Consider a router with a packet arrival rate of $a$ where each packet has $L$ bits, and a transmission rate (in bits/s) of $R$. My textbook describes the traffic intensity as $\frac{La}{R}$ and states that as $\frac{La}{R} \to 1$, the average queueing delay approaches $\infty$. I'm just struggling to understand why this is the case. Is it because this increases the chance that $La$ exceeds $R$ during periods of time, and that long queues can accumulate?


It depends on the r.v's of the arrival the service process.

For example, suppose the arrival and service process are all deterministic process. For example, a packet of one bit ($L=1$) arrives in every second ($a=1$), and the router transmits a bit in every second ($R=1$). Of course that in such case the average queuing delay equals to 1.

However, if for example in a system where the packet arrivals are determined by a Poisson process with parameter of $\lambda=a$ seconds and job service times have an exponential distribution (M/M/1) with average of $1/\mu=\frac{L}{R}$ seconds (which describes a system with packet length $L$ and average transmission rate of $R$), i.e., $\mu=\frac{R}{L}$ the service time equals to $\frac{1}{\mu-\lambda}- \frac{1}{\mu}$. As $\frac{La}{R}$ approaches $1$, then $\mu-\lambda$ approaches $\infty$ the service time approaches infinity.

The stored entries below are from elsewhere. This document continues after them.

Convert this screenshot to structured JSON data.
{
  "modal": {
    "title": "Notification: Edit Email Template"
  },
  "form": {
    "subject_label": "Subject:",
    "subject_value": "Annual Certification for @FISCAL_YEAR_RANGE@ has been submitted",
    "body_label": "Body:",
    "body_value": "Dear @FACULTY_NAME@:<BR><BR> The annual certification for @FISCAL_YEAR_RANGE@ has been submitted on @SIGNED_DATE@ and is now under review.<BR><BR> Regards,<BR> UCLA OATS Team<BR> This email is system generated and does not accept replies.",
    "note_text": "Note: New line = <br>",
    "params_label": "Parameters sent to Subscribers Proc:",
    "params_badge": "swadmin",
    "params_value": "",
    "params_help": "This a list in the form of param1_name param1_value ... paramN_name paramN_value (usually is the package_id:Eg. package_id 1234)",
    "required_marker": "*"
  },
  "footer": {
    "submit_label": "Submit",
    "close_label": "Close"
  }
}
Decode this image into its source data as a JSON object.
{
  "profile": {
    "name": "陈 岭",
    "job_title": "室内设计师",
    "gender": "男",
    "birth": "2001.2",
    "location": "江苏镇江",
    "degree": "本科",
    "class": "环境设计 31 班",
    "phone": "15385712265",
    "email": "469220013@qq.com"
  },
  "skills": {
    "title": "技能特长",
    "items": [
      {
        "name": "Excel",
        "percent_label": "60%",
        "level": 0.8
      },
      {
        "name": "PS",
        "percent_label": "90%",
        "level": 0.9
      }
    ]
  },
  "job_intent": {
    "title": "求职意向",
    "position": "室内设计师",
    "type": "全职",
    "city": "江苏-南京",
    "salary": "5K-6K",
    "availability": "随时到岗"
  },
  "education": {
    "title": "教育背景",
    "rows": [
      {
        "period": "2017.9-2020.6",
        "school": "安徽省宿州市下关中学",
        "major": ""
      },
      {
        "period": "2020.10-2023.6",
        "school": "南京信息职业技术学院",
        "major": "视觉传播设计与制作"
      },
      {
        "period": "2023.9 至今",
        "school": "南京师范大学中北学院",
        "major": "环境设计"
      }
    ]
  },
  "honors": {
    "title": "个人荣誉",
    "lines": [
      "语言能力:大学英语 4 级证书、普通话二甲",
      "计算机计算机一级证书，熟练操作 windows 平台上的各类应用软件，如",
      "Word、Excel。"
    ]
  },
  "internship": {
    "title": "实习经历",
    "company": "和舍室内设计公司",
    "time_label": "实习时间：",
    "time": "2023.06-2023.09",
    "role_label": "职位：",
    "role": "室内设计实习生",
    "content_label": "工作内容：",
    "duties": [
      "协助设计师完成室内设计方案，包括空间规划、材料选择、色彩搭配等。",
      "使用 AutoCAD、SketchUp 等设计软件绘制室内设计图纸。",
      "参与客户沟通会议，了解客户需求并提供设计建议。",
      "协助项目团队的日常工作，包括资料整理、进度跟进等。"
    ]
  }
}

Now for the strange behavior of $\frac{La}{R}=1$ for M/M/1 queue: When $\frac{La}{R}=1$ that means that the probability a packet enters the router equals the probability that a packet exits the router. That means, the probability that the router contains $i$ packets equals the probability that the router contains $j$ packets, for every $i$ and $j$. Thus, the number of packets in router approaches $\infty$, as well as the queuing delay.